Ethyl-2-(p-methoyphenylamino)-6-phenyl-3-hexynoate. Compound 3a was obtained in 90% yield according to the general procedure. The ee value (85%) was determined by chiral HPLC analysis with a 25-cm × 4.6-mm Diacel Chemical Industries (Tokyo) CHIRALPAK AD column (eluent, 90:10 hexane:i-PrOH; flow rate, 1.0 ml/min; detection, 254-nm light): t_R (major) = 11.48 min, t_R (minus) = 16.75 min. [α]_D²⁰ –64.7° (c 0.5, CHC). ¹H NMR (500 MHz, CDCl₃): δ 7.28–7.25 (m, 2H), 7.20–7.16 (m, 3H), 6.80–6.78 (m, 2H), 6.67–6.65 (m, 2H), 4.69 (t, 1H, J = 2.3 Hz), 4.27–4.24 (q, 2H, J = 7.5 Hz), 3.76 (s, 3H), 2.80–2.77 (t, 2H, J = 7.3 Hz), 2.49–2.46 (dt, 2H, J = 7.3, 2.0 Hz), 1.31–1.28 (t, 3H, J = 7.5 Hz). ¹³C NMR (125 MHz, CDCl₃): δ 169.5, 153.7, 140.6, 137.6, 128.7, 128.6, 126.6, 116.5, 114.9, 84.8, 75.4, 62.5, 55.9, 50.5, 34.9, 21.1, 14.3. HRMS (ESI): calculated for C₂₁H₂₄NO₃ [M + 1]⁺, 338.1756; found, 338.1782.

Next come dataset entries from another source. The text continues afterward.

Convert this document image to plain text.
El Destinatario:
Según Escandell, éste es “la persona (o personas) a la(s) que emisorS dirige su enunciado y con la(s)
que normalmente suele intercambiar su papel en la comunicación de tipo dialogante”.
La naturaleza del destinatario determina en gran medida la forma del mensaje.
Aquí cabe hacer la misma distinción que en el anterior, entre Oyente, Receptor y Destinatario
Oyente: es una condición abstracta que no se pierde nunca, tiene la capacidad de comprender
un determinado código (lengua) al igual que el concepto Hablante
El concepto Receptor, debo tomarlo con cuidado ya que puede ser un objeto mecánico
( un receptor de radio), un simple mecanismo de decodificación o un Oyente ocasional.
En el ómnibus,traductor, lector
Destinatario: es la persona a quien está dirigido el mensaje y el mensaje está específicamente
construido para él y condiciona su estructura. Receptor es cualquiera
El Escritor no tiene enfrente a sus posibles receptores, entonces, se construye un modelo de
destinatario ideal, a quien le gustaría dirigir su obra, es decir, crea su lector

Ethyl-2-(p-methoyphenylamino)-5-phenyl-3-pentynoate. Compound 3b was obtained in 92% yield according to the general procedure. The ee value (83%) was determined by chiral HPLC analysis with a 25-cm × 4.6-mm Daicel Chemical Industries CHIRALPAK AD column (eluent, 90:10 hexane:i-PrOH; flow rate, 1.0 ml/min; detection, 254-nm light): t_R (minor) = 21.49 min, t_R (major) = 35.00 min. [α]_D²⁰ –38.1° (c 0.4, CHCl₃). ¹H NMR (500 MHz, CDCl₃): δ 7.31–7.24 (m, 5H), 6.83–6.81 (m, 2H), 6.74–6.72 (m, 2H), 4.83 (t, 1H, J = 2.2 Hz), 4.32–4.28 (q, 2H, J = 7.2 Hz), 3.76 (s, 3H), 3.62 (d, 1H, J = 2.0Hz), 1.27 (t, 3H, J = 7.3 Hz). ¹³C NMR (125 MHz, CDCl₃): δ 169.5, 153.6, 139.7, 136.3, 128.7, 128.1, 126.9, 116.4, 115.0, 82.9, 72.8, 62.5, 55.8, 50.5, 25.2, 14.3. HRMS (ESI): calculated for C₂₀H₂₂NO₃ [M + 1]⁺, 324.1600; found, 324.1596.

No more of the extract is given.